On April 2, Avery had been drinking when he smashed the front window of Vixen Hair Den on Franklin Avenue downtown, Crown Prosecutor Jeannie Scott had told court.

On probation at the time – after being released from jail just a week earlier following his last crime spree in December – Avery was spotted by RCMP walking down the street carrying the salon’s cash register, containing $64.25.

“It is difficult to know what to do with Mr Avery,” said Scott, the prosecutor. “Somehow Mr Avery has to just realize this type of behaviour can’t be tolerated. He has to get control over his underlying issues.”

Pham had detailed Avery’s tough upbringing after being born in Yellowknife. There was alcohol and drug abuse in the home before his parents separated. In his teen years, Avery dropped out of high school before Grade 10 and turned to crack cocaine.

In 2007, he was in a fight outside a bar during which he suffered a cracked skull and damage to his brain.
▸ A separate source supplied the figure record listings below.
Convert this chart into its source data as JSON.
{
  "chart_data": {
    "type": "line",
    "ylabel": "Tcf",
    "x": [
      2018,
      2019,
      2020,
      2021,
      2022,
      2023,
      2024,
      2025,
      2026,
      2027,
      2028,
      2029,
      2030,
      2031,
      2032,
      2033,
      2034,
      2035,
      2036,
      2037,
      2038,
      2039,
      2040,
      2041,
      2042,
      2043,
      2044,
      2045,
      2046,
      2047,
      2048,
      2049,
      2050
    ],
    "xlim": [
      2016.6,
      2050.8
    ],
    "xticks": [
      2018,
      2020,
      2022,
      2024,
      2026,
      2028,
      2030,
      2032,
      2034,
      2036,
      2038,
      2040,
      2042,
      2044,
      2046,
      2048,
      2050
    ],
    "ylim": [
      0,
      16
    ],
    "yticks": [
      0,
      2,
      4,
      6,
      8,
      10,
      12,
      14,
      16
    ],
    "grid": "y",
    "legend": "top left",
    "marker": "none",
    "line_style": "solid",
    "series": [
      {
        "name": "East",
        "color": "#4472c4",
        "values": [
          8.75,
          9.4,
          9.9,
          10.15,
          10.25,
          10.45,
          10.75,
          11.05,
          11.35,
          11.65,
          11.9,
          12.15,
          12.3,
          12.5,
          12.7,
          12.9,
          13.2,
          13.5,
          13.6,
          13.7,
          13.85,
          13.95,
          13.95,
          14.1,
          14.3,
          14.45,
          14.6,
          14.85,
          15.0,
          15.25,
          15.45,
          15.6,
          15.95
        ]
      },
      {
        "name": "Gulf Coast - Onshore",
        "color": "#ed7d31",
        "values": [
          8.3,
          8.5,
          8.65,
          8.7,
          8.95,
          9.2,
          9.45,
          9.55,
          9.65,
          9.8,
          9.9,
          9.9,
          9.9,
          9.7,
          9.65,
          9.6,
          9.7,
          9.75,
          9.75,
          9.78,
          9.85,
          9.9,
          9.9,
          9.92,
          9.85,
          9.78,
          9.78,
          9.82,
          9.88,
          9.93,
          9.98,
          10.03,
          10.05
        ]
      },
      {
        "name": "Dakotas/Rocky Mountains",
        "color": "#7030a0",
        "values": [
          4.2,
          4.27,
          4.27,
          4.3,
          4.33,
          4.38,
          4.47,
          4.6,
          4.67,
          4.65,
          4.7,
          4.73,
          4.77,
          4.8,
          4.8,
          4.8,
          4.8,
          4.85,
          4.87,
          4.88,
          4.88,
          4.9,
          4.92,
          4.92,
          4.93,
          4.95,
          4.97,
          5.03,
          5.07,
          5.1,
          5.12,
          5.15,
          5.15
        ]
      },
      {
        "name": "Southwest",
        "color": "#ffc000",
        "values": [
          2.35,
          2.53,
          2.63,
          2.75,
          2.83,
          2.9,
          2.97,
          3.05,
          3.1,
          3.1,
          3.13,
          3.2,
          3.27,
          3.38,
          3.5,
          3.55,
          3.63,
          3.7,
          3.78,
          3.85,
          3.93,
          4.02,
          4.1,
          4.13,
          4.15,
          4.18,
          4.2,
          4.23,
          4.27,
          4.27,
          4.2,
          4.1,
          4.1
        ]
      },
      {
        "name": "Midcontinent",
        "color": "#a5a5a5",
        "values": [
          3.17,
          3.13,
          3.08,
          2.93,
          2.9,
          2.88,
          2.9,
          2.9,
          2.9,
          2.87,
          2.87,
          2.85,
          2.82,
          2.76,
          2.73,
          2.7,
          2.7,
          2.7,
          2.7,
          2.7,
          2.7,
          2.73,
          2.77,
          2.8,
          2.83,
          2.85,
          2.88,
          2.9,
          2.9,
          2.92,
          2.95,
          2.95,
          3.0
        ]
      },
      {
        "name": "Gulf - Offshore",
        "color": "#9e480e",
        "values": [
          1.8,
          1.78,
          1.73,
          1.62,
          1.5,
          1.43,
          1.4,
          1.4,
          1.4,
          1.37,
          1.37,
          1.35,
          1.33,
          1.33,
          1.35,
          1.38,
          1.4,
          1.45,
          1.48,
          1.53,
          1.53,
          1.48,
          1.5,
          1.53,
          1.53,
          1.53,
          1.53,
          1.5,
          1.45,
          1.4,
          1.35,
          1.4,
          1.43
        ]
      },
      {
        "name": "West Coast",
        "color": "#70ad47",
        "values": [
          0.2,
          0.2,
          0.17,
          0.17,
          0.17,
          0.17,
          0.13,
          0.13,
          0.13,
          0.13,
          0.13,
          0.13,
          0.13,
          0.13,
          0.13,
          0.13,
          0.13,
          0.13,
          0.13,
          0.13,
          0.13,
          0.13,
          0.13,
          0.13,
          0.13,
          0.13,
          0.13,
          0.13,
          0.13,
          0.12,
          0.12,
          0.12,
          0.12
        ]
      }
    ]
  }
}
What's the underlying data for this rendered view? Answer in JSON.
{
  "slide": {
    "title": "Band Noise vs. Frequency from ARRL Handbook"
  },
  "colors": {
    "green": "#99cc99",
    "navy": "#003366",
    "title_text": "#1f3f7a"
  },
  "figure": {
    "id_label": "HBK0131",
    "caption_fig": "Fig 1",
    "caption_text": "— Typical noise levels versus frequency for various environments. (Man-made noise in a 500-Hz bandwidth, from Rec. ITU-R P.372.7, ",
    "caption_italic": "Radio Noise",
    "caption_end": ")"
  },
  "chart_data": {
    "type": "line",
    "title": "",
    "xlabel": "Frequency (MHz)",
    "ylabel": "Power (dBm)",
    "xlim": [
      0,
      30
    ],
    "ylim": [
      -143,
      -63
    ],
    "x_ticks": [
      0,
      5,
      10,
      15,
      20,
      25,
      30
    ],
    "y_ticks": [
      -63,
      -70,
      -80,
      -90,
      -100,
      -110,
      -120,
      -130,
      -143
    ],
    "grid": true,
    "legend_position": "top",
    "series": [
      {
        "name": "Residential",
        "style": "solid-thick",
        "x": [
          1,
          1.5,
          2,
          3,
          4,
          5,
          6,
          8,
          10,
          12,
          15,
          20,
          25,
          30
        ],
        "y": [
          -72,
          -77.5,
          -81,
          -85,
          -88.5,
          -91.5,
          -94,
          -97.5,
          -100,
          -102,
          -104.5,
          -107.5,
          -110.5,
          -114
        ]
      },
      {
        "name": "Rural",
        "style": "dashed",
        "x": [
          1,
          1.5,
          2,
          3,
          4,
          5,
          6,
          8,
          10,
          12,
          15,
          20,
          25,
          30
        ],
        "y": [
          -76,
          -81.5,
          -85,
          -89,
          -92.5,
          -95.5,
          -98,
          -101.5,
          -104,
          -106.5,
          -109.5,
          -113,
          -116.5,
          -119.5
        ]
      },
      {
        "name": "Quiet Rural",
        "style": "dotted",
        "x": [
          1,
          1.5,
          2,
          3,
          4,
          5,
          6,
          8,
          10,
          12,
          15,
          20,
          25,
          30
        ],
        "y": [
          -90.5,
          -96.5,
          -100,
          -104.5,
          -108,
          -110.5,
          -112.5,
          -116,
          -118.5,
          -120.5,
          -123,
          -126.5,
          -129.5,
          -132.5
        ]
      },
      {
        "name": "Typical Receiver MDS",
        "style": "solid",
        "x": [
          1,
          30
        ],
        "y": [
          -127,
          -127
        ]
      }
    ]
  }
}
He was in a coma for while, before being treated at a brain centre in Alberta.

Pham obtained a file of papers on Avery from the North Slave Correctional Complex, including information from doctors who had examined Avery over the years since his 2007 injury.

Avery has been diagnosed with reduced comprehension, impaired intellectual functioning, and “reduced insight and judgement,” said Pham, reading from doctors’ letters.

“He has a traumatic brain injury and chronic addictions,” said Pham. “I really sense a desire for change and a cry for help from him. But there is no treatment centre in the NWT.

“This is somebody who wants help, but society is not offering any solutions.”

A turning point?

Molloy noted the Crown had limited his sentencing options by proceeding summarily, with the maximum sentence for theft being six months.

“At the end of the day, this has to be about moral blameworthiness,” said Molloy. “Putting people in prison only disappears the people … not the social problem.

“I view this matter differently than I did this morning.”

Molloy said Avery’s record for break-and-enters was as many as he’s seen in his career, but hoped the time he has served in jail since being arrested on April 2 will be “a turning point.”

He sentenced Avery to the credit time of 111 days he had built up. In addition, he will be on probation for one year, during which time he will take counselling as directed.

Molloy did not impose an alcohol or drug ban. He told Avery it was up to him to keep his promise made to court to change.

Molloy ordered Avery to return to see him in court in four months, “to see how things are going.”

In December, Avery also vowed to turn his life around when being sentenced for a spree of break-and-enters in September and October, mostly to businesses.

“I’m going to do it,” the CBC reported Avery as telling court. “I don’t want people to give up on me.”

Some of Avery’s targets have included the Super 8 motel, Adam Dental Clinic, Ruth Inch Memorial Pool, several downtown offices, and a school board. He stole money, electronics, and mobile devices.

In 2008, he pleaded guilty to using a credit card stolen from a judge’s wife.

In 2004 – three years before his brain injury – Avery was deemed a “a scourge on the community” by a Supreme Court justice who sentenced him to three years for guilty pleas to nine offences, including seven for break, enter, and theft.

Court records show Avery’s life of crime began in his youth, with six convictions in Youth Court in 1998.

Avery was committing crimes at the time to feed his drug habit.